Every one of these areas must be correctly marked and identified with a placard, and both access and transit through them must be limited, with exclusive work personnel assigned for each of them. Footbaths and/or mats impregnated with water and bleach were placed for infection control when changing areas and the mandatory use of clogs. All the equipment to be used for this area must be exclusive for it and must be identified with some striking element, for example by colors. No object should leave the quarantine or isolation area without proper cleaning and disinfection or in sealed bags for proper disposal [9-17].

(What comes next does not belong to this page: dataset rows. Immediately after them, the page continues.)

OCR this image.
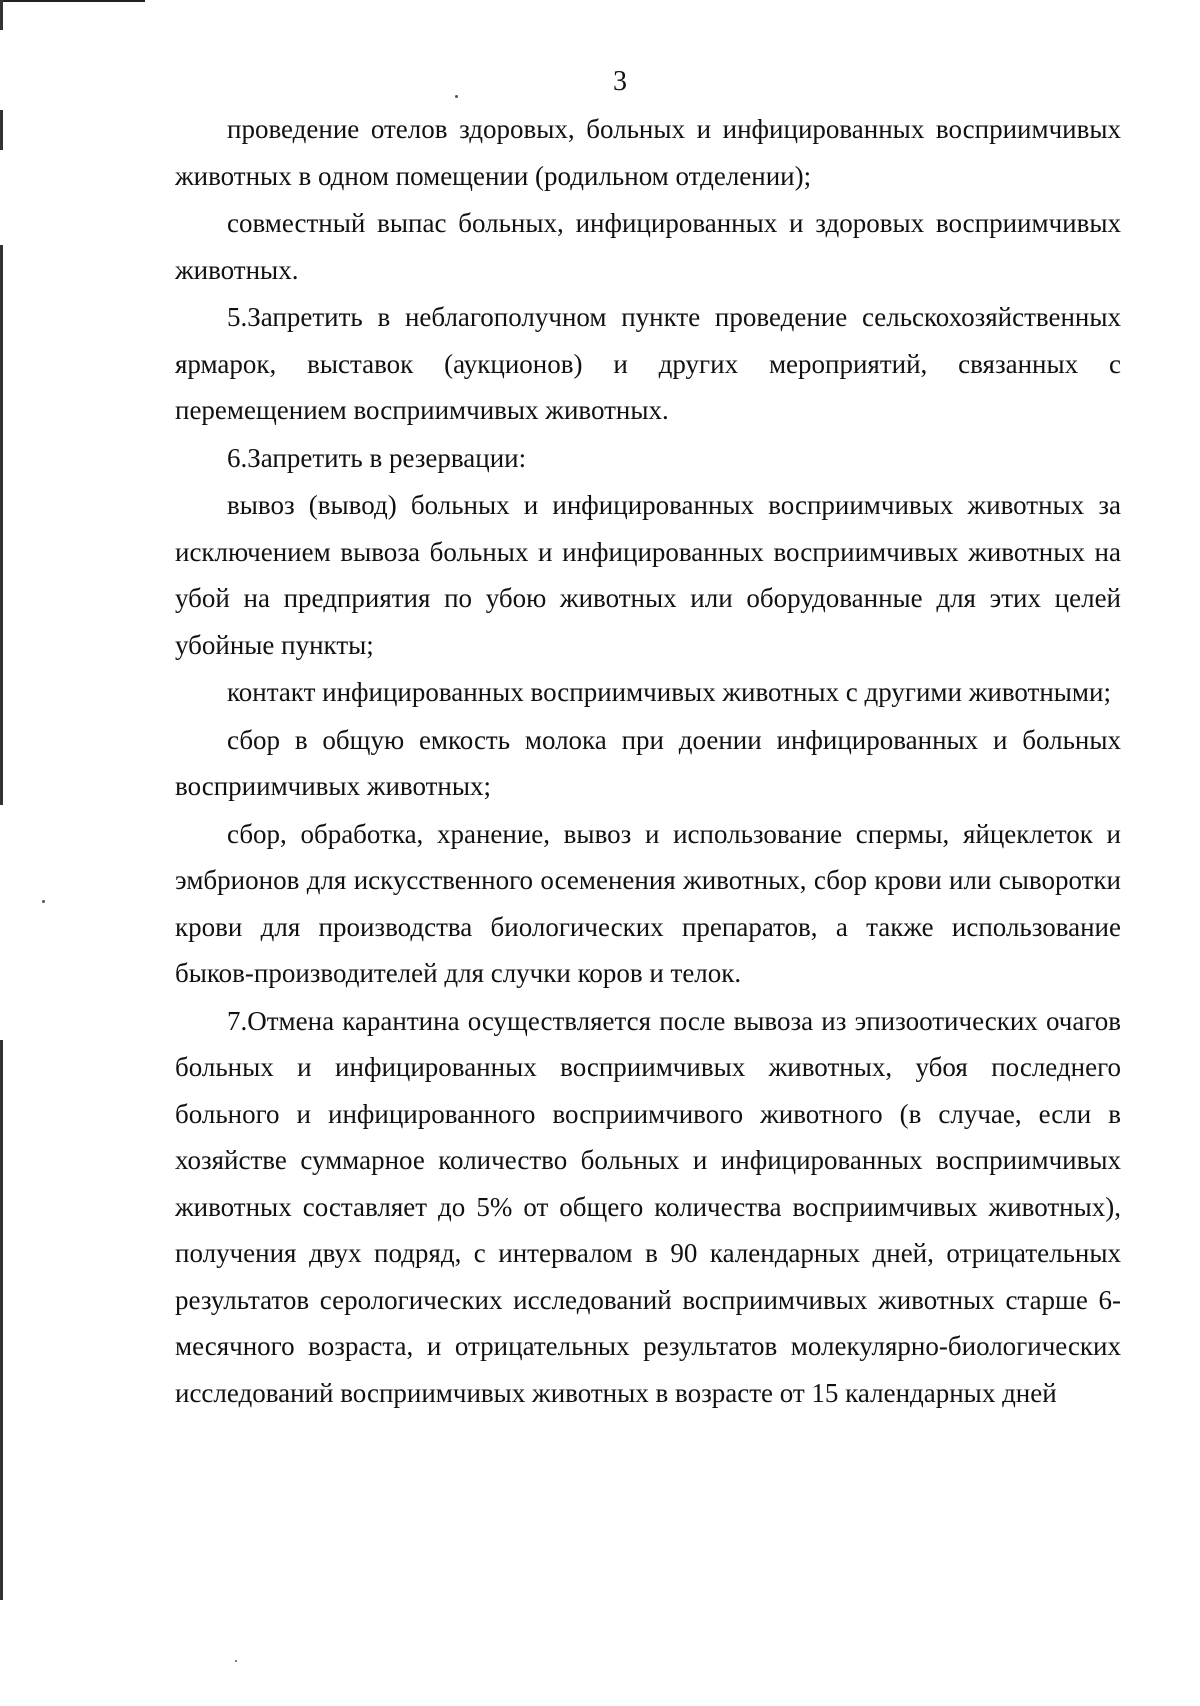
3

проведение отелов здоровых, больных и инфицированных восприимчивых животных в одном помещении (родильном отделении);

совместный выпас больных, инфицированных и здоровых восприимчивых животных.

5.Запретить в неблагополучном пункте проведение сельскохозяйственных ярмарок, выставок (аукционов) и других мероприятий, связанных с перемещением восприимчивых животных.

6.Запретить в резервации:

вывоз (вывод) больных и инфицированных восприимчивых животных за исключением вывоза больных и инфицированных восприимчивых животных на убой на предприятия по убою животных или оборудованные для этих целей убойные пункты;

контакт инфицированных восприимчивых животных с другими животными;

сбор в общую емкость молока при доении инфицированных и больных восприимчивых животных;

сбор, обработка, хранение, вывоз и использование спермы, яйцеклеток и эмбрионов для искусственного осеменения животных, сбор крови или сыворотки крови для производства биологических препаратов, а также использование быков-производителей для случки коров и телок.

7.Отмена карантина осуществляется после вывоза из эпизоотических очагов больных и инфицированных восприимчивых животных, убоя последнего больного и инфицированного восприимчивого животного (в случае, если в хозяйстве суммарное количество больных и инфицированных восприимчивых животных составляет до 5% от общего количества восприимчивых животных), получения двух подряд, с интервалом в 90 календарных дней, отрицательных результатов серологических исследований восприимчивых животных старше 6-месячного возраста, и отрицательных результатов молекулярно-биологических исследований восприимчивых животных в возрасте от 15 календарных дней
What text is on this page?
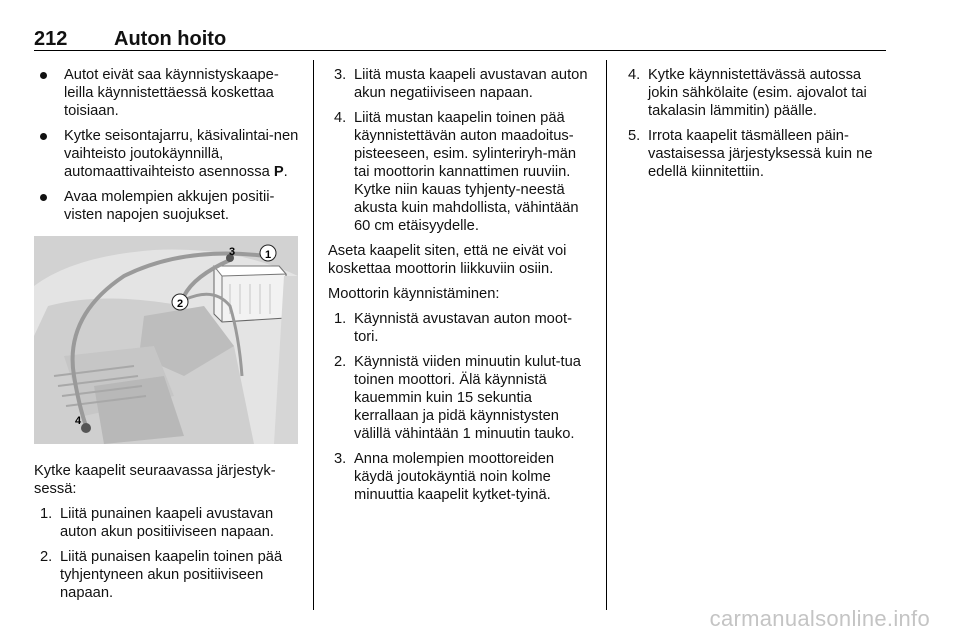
212 Auton hoito
Autot eivät saa käynnistyskaape-leilla käynnistettäessä koskettaa toisiaan.
Kytke seisontajarru, käsivalintai-nen vaihteisto joutokäynnillä, automaattivaihteisto asennossa P.
Avaa molempien akkujen positii-visten napojen suojukset.
1
3
2
4
Kytke kaapelit seuraavassa järjestyk-sessä:
1. Liitä punainen kaapeli avustavan auton akun positiiviseen napaan.
2. Liitä punaisen kaapelin toinen pää tyhjentyneen akun positiiviseen napaan.
3. Liitä musta kaapeli avustavan auton akun negatiiviseen napaan.
4. Liitä mustan kaapelin toinen pää käynnistettävän auton maadoitus-pisteeseen, esim. sylinteriryh-män tai moottorin kannattimen ruuviin. Kytke niin kauas tyhjenty-neestä akusta kuin mahdollista, vähintään 60 cm etäisyydelle.
Aseta kaapelit siten, että ne eivät voi koskettaa moottorin liikkuviin osiin.
Moottorin käynnistäminen:
1. Käynnistä avustavan auton moot-tori.
2. Käynnistä viiden minuutin kulut-tua toinen moottori. Älä käynnistä kauemmin kuin 15 sekuntia kerrallaan ja pidä käynnistysten välillä vähintään 1 minuutin tauko.
3. Anna molempien moottoreiden käydä joutokäyntiä noin kolme minuuttia kaapelit kytket-tyinä.
4. Kytke käynnistettävässä autossa jokin sähkölaite (esim. ajovalot tai takalasin lämmitin) päälle.
5. Irrota kaapelit täsmälleen päin-vastaisessa järjestyksessä kuin ne edellä kiinnitettiin.
carmanualsonline.info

Of the total of 59 CREs, which accumulate a total number of
3.609 residents, 93 positive residents were registered, belonging
to 6 residential centers for the elderly and none belonging to a
socio-sanitary center for the disabled. With regard to employees,
out of a total of 1.500 there were 38 confirmed positives, all of them
from centres that had confirmed positive residents, except for 3
workers who were COVID-19 positive despite working in a centre
with no positives registered (Figure 1). Of the residents in Centers
for the elderly and other social health centres, there were a total of
149 confirmed positives, 106 in residential centres for the elderly
and 43 in other social and health centers. There were a total of 16
deaths due to causes attributable to COVID-19, all of them in RCEs
and none in other health centers. 9 of these 16 deaths were within
the residential centre, and the other 7 died during their stay in the
hospital (Figure 2).
The implementation of the basic principles of biosafety imply the creation of environments in which the care of residents is optimized. It is a priority for Public Health to promote diseasecontrol practices among resident people and employees, as it leads to reducing the risk of exposure to the disease, and therefore the threat posed by COVID-19. It is vitally important to avoid the introduction of the infection in a residential center, since the elderly people are especially vulnerable, they are in close contact with the caregivers, and the isolation of many of them is impossible. The joint work of veterinarians, in the prevention and spread of the disease (COVID-19), and that of doctors, with their commendable care work, focused on the individual, is necessary to achieve the best results in Public Health. The practical implementation of the “One Health” approach, forging professional ties between doctors, veterinarians, nurses and other workers benefit not only the individual, but the entire community, reducing the number of infections and the spread of the disease which could lead to greater number of ill and deceased.
The authors would like to thank for the professionalism, dedication and sacrifice the personnel of these centres has shown in the care of the most fragile and vulnerable, without whom none of this would have been possible.